The hype for "REST" arose from the inconveniences put onto developers on interacting with other interop-solutions such as Corba, RMI or SOAP where often partly-commercial third-party libraries and frameworks had to be used in order to interact with such systems. Most languages supported HTTP both as client and server out of the box removing the requirement for external libraries or frameworks per se. In addition to that, RPC based solution usually require certain stub- or skeleton-classes to be generated first, which was usually done by the build pipeline automatically. Upon updates of the IDL, such as WSDL linking or including XSD schemata, the whole stub-generation needed to be redone and the whole code needed to looked through in order to spot whether a breaking change was added or not. Usually no obvious changelog was available which made changing or updating such stuff a pain in the ...
In those pseudo "REST" APIs plain JSON is now pretty much the de facto standard, avoiding the step of generating stub classes and the hazzle of analyzing the own code to see whether some of the forced changes had a negative impact on the system.
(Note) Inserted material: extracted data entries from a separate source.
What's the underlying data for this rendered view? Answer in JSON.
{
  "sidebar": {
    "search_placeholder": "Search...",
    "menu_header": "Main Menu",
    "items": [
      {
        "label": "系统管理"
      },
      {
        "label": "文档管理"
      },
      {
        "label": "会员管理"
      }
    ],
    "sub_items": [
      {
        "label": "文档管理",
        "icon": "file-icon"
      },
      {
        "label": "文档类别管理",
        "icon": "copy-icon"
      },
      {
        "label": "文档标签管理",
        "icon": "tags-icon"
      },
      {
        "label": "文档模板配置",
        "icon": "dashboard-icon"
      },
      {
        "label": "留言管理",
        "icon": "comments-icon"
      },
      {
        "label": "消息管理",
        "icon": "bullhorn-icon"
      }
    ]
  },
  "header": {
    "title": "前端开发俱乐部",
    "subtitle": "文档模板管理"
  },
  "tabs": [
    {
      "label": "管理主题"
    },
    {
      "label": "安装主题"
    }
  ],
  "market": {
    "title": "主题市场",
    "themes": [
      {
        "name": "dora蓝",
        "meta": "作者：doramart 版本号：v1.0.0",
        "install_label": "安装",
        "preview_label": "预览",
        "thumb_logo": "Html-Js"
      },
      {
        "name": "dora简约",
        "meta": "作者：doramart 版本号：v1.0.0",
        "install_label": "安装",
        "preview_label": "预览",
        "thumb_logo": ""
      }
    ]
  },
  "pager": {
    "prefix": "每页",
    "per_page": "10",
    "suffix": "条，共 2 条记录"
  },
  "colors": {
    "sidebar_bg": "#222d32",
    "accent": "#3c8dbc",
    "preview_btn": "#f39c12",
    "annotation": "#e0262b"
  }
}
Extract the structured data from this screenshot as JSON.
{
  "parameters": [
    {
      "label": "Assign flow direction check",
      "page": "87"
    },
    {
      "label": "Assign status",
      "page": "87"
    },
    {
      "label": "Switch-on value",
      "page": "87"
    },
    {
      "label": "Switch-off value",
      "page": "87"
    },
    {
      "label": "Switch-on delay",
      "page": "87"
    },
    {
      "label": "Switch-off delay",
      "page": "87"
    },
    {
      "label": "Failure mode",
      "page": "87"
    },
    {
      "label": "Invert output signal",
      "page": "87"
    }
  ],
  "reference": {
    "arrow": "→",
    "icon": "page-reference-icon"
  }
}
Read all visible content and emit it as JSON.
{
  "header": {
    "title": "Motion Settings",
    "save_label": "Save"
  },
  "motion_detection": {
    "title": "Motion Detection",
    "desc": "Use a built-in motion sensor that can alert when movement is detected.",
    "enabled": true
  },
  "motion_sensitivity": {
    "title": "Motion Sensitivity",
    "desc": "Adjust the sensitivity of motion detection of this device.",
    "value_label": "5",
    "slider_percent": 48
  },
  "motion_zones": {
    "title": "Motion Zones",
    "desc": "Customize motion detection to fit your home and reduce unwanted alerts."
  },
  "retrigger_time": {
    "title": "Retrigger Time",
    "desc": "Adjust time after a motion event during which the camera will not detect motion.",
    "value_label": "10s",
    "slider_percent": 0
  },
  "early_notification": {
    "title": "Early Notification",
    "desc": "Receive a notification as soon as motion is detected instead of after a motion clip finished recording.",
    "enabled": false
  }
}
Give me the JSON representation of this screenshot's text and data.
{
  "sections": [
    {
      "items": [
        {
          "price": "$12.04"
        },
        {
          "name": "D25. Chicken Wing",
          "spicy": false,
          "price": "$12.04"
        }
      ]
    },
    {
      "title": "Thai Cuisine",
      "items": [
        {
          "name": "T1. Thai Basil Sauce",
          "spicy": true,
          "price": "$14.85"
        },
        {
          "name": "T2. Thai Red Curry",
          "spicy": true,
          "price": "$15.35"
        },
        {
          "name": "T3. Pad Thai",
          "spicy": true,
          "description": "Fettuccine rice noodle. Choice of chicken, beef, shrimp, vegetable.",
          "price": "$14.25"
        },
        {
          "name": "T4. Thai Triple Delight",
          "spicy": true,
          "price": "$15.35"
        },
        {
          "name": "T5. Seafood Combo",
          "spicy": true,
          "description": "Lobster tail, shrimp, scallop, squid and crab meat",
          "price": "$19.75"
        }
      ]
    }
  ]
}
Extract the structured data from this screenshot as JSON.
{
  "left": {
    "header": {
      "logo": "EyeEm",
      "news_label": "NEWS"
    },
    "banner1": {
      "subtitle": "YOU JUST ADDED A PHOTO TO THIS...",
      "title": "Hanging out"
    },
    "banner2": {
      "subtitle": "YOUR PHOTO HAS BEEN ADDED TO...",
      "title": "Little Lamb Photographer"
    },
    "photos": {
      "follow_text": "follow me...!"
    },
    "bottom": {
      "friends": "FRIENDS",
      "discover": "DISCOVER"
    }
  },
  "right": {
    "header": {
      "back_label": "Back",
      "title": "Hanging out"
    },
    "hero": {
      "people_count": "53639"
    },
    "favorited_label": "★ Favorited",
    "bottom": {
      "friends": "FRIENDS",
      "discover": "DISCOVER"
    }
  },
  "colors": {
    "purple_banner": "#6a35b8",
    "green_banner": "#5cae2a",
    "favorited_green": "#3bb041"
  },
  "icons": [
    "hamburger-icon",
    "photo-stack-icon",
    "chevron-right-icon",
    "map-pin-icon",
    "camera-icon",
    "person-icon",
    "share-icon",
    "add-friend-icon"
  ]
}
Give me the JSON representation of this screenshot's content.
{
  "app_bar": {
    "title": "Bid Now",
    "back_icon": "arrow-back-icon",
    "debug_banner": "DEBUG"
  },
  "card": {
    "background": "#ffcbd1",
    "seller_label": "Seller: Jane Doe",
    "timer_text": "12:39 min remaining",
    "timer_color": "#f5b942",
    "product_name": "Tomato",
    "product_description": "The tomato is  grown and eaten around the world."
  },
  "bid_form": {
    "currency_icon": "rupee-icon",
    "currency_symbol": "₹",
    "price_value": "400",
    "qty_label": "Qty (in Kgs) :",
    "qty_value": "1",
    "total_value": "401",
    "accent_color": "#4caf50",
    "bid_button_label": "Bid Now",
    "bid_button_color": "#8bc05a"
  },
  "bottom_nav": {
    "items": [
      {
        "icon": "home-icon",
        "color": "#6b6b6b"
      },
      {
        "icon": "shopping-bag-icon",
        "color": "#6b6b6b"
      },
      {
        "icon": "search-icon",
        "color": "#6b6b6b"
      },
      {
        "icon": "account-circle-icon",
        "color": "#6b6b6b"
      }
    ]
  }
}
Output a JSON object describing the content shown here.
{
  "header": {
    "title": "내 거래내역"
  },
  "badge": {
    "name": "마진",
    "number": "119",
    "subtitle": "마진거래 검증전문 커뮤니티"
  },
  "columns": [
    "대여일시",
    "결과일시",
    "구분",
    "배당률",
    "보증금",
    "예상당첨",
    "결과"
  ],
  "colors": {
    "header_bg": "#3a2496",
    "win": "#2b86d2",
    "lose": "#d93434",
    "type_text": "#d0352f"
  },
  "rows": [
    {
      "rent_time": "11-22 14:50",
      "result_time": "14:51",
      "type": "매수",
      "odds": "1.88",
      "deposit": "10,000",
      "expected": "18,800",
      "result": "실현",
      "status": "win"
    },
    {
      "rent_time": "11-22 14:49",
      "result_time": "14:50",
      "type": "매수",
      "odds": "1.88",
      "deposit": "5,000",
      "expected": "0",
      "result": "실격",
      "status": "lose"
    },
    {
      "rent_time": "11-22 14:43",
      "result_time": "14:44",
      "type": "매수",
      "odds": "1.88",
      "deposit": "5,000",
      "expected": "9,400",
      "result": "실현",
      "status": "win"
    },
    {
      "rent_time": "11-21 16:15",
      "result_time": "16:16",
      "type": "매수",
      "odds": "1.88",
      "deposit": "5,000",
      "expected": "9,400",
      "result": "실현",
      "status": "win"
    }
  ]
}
Most of those APIs use some sort of URI based versioning allowing a developer to see based on the URI whether something breaking was introduced or not, mimicking some kind of semantic versioning.
The problem with those solution though is, that not the response representation format itself is versioned but the whole API itself leading to common issues when only a change on a part of the API should be introduced as now the whole API's version needs to be bumped. In addition to that, to URIs such as .../api/v1/users/1234 and .../api/v2/users/1234 may represent the same user and thus the same resource though are in fact different by nature as the URI is different.
Q) What other differences exist?
While REST is just an architecture model that can't force you to implement it stringent, you simply will not benefit from its properties if you ignore some of its constraints. As mentioned above, HATEOAS support is therefore not yet enough to really decouple all clients from an API and thus allow to benefit from the REST architecture.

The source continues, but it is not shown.